This post was co-written with Dave Thau, senior developer advocate for Google Earth Engine.


Protected areas—special places set aside for conservation and sustainable use—have a long history. While many cultures have regarded certain natural areas as sacred for centuries, the first “modern” protected area, Yellowstone National Park in the United States, was established in 1872.

Early park rangers relied on paper maps and physical patrols to document the health of parks, tools that many still rely on today. But we now live in a world with more than 177,000 protected areas in more than 150 countries. They cover more than one-eighth of the world’s land area – equivalent to the size of China and India combined. Patrolling these large areas to document and crack down on harmful and often illegal activities like logging, mining, and poaching requires time and money – resources lacking in many countries. So how can we ensure that this extensive network of protected areas actually stays protected?

World leaders are gathering this week in Sydney, Australia at the IUCN World Parks Congress to address that very question. The once-a-decade forum provides an opportunity to share approaches to enhance management of protected areas and empower the authorities who oversee them.

An Evolving Technological Landscape

When the last World Parks Congress was held in September 2003, roughly 10 percent of the world used the internet. Most people used desktop computers, and a medium-resolution satellite image could cost thousands of dollars.

Now, more than 40 percent of the world population uses the internet. The smartphone has made connectivity mobile, and we can borrow computing power from the “cloud.” Satellite imagery has become much more accessible, with the US Geological Survey opening the archives of millions of NASA Landsat satellite images, and other countries’ space agencies increasingly following suit.

The 2014 World Parks Congress will see those technological advances leveraged for monitoring protected areas through new tools like Global Forest Watch (GFW), an online forest monitoring and alert system that unites satellite technology, cloud computing, and online tools to guarantee access to timely, reliable forest information. As tools like GFW evolve, we expect to know more about the state of the world’s protected areas than ever before.

Eyes from Above: The Satellite Revolution

Since the first World Parks Congress in 1962, thousands of new satellites have been launched into orbit, many of which are directed to monitor natural resources. These satellites now generate petabytes of data and can help detect any change in the landscape and figure out who may be responsible for it.

Furthermore, the spatial resolution of these satellite images has improved dramatically. For example, the Worldview-3 satellite recently launched by the company Digital Globe can see the earth clearly at 30-centimeter resolution. That means images are fine enough to distinguish individual trees, and sometimes even identify their species.

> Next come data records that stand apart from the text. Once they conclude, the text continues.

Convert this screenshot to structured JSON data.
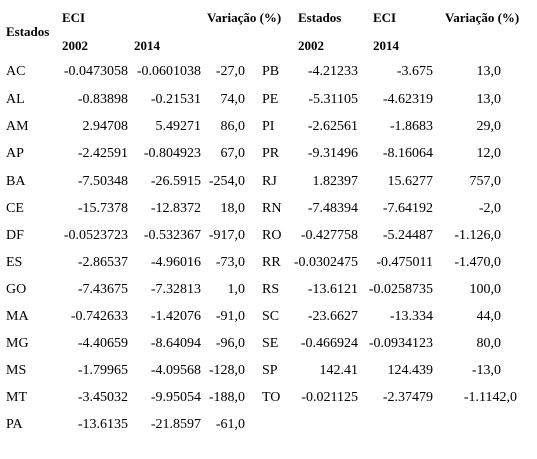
{
  "headers": {
    "estados": "Estados",
    "eci": "ECI",
    "year_2002": "2002",
    "year_2014": "2014",
    "variacao": "Variação (%)"
  },
  "rows_left": [
    {
      "estado": "AC",
      "v2002": "-0.0473058",
      "v2014": "-0.0601038",
      "var": "-27,0"
    },
    {
      "estado": "AL",
      "v2002": "-0.83898",
      "v2014": "-0.21531",
      "var": "74,0"
    },
    {
      "estado": "AM",
      "v2002": "2.94708",
      "v2014": "5.49271",
      "var": "86,0"
    },
    {
      "estado": "AP",
      "v2002": "-2.42591",
      "v2014": "-0.804923",
      "var": "67,0"
    },
    {
      "estado": "BA",
      "v2002": "-7.50348",
      "v2014": "-26.5915",
      "var": "-254,0"
    },
    {
      "estado": "CE",
      "v2002": "-15.7378",
      "v2014": "-12.8372",
      "var": "18,0"
    },
    {
      "estado": "DF",
      "v2002": "-0.0523723",
      "v2014": "-0.532367",
      "var": "-917,0"
    },
    {
      "estado": "ES",
      "v2002": "-2.86537",
      "v2014": "-4.96016",
      "var": "-73,0"
    },
    {
      "estado": "GO",
      "v2002": "-7.43675",
      "v2014": "-7.32813",
      "var": "1,0"
    },
    {
      "estado": "MA",
      "v2002": "-0.742633",
      "v2014": "-1.42076",
      "var": "-91,0"
    },
    {
      "estado": "MG",
      "v2002": "-4.40659",
      "v2014": "-8.64094",
      "var": "-96,0"
    },
    {
      "estado": "MS",
      "v2002": "-1.79965",
      "v2014": "-4.09568",
      "var": "-128,0"
    },
    {
      "estado": "MT",
      "v2002": "-3.45032",
      "v2014": "-9.95054",
      "var": "-188,0"
    },
    {
      "estado": "PA",
      "v2002": "-13.6135",
      "v2014": "-21.8597",
      "var": "-61,0"
    }
  ],
  "rows_right": [
    {
      "estado": "PB",
      "v2002": "-4.21233",
      "v2014": "-3.675",
      "var": "13,0"
    },
    {
      "estado": "PE",
      "v2002": "-5.31105",
      "v2014": "-4.62319",
      "var": "13,0"
    },
    {
      "estado": "PI",
      "v2002": "-2.62561",
      "v2014": "-1.8683",
      "var": "29,0"
    },
    {
      "estado": "PR",
      "v2002": "-9.31496",
      "v2014": "-8.16064",
      "var": "12,0"
    },
    {
      "estado": "RJ",
      "v2002": "1.82397",
      "v2014": "15.6277",
      "var": "757,0"
    },
    {
      "estado": "RN",
      "v2002": "-7.48394",
      "v2014": "-7.64192",
      "var": "-2,0"
    },
    {
      "estado": "RO",
      "v2002": "-0.427758",
      "v2014": "-5.24487",
      "var": "-1.126,0"
    },
    {
      "estado": "RR",
      "v2002": "-0.0302475",
      "v2014": "-0.475011",
      "var": "-1.470,0"
    },
    {
      "estado": "RS",
      "v2002": "-13.6121",
      "v2014": "-0.0258735",
      "var": "100,0"
    },
    {
      "estado": "SC",
      "v2002": "-23.6627",
      "v2014": "-13.334",
      "var": "44,0"
    },
    {
      "estado": "SE",
      "v2002": "-0.466924",
      "v2014": "-0.0934123",
      "var": "80,0"
    },
    {
      "estado": "SP",
      "v2002": "142.41",
      "v2014": "124.439",
      "var": "-13,0"
    },
    {
      "estado": "TO",
      "v2002": "-0.021125",
      "v2014": "-2.37479",
      "var": "-1.1142,0"
    }
  ]
}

Other companies are sending up constellations of “micro-satellites” into space, some as small as a shoebox, which can take a complete picture of the earth every day.

Cloud Computing and Other Advances

One of the biggest challenges to taking advantage of all this geospatial information is making sense of it. How can we turn so much raw data into understandable, easy-to-access information that, for example, a park ranger in Madagascar can use to make management decisions?

Part of the answer is cloud computing. Over the past several years, computing power has evolved to let us process huge archives of satellite data and rapidly turn it into seamless, cloud-free images of the Earth’s surface, like what you see on Google Earth. Park rangers can now zoom into their protected area and have a bird’s-eye view of the landscape that they manage.

One of the most critical jobs of a park ranger is to detect changes in the landscape, especially unplanned or illegal changes, early enough to take useful action. Detecting changes via satellite imagery has historically required analysts to download images from multiple time periods and visually interpret them to find differences. This time-consuming process restricted the amount of area an analyst could monitor in a timely fashion. However, cloud computing and other advances led to the creation of automatic change detection algorithms, which can analyze satellite imagery as soon as it’s available. The result is a rapid indication of where landscape change may be happening.

One example of this innovation is the University of Maryland and Google annual global forest cover change data set, accessible on Global Forest Watch. To produce this data, researchers processed more than 650,000 Landsat images in the Google Earth Engine cloud. More than 10,000 computers working in parallel completed the analysis in a matter of days. This would have taken a single computer 15 years to complete.

Internet Connectivity and Mobile Devices

Finally, the rise of internet connectivity, especially through mobile phones, makes it possible for park rangers around the world to access critical information in real time, and even share information about what they find in the field. The Global Forest Watch platform, for example, uses satellite data to monitor forest cover change in near-real time. Users can sign up for mobile alerts when tree cover loss is detected in an area near them.

In addition, Global Forest Watch has teamed up with Google and the Jane Goodall Institute to make forest data accessible through mobile apps. Rangers in the field in Uganda and Tanzania will soon test a new app that quickly alerts users to recent clearing, and allows them to upload observations and photos about what has happened on the ground. Users can investigate the area and find signs of illegal logging, capture photos as evidence, and then send these photos to the relevant law enforcement agency.

The threats to protected areas continue to mount in the form of logging, agricultural expansion, mining, and more. But technology may be advancing just as fast—and that’s good news for protected areas and the people and wildlife that call these regions home.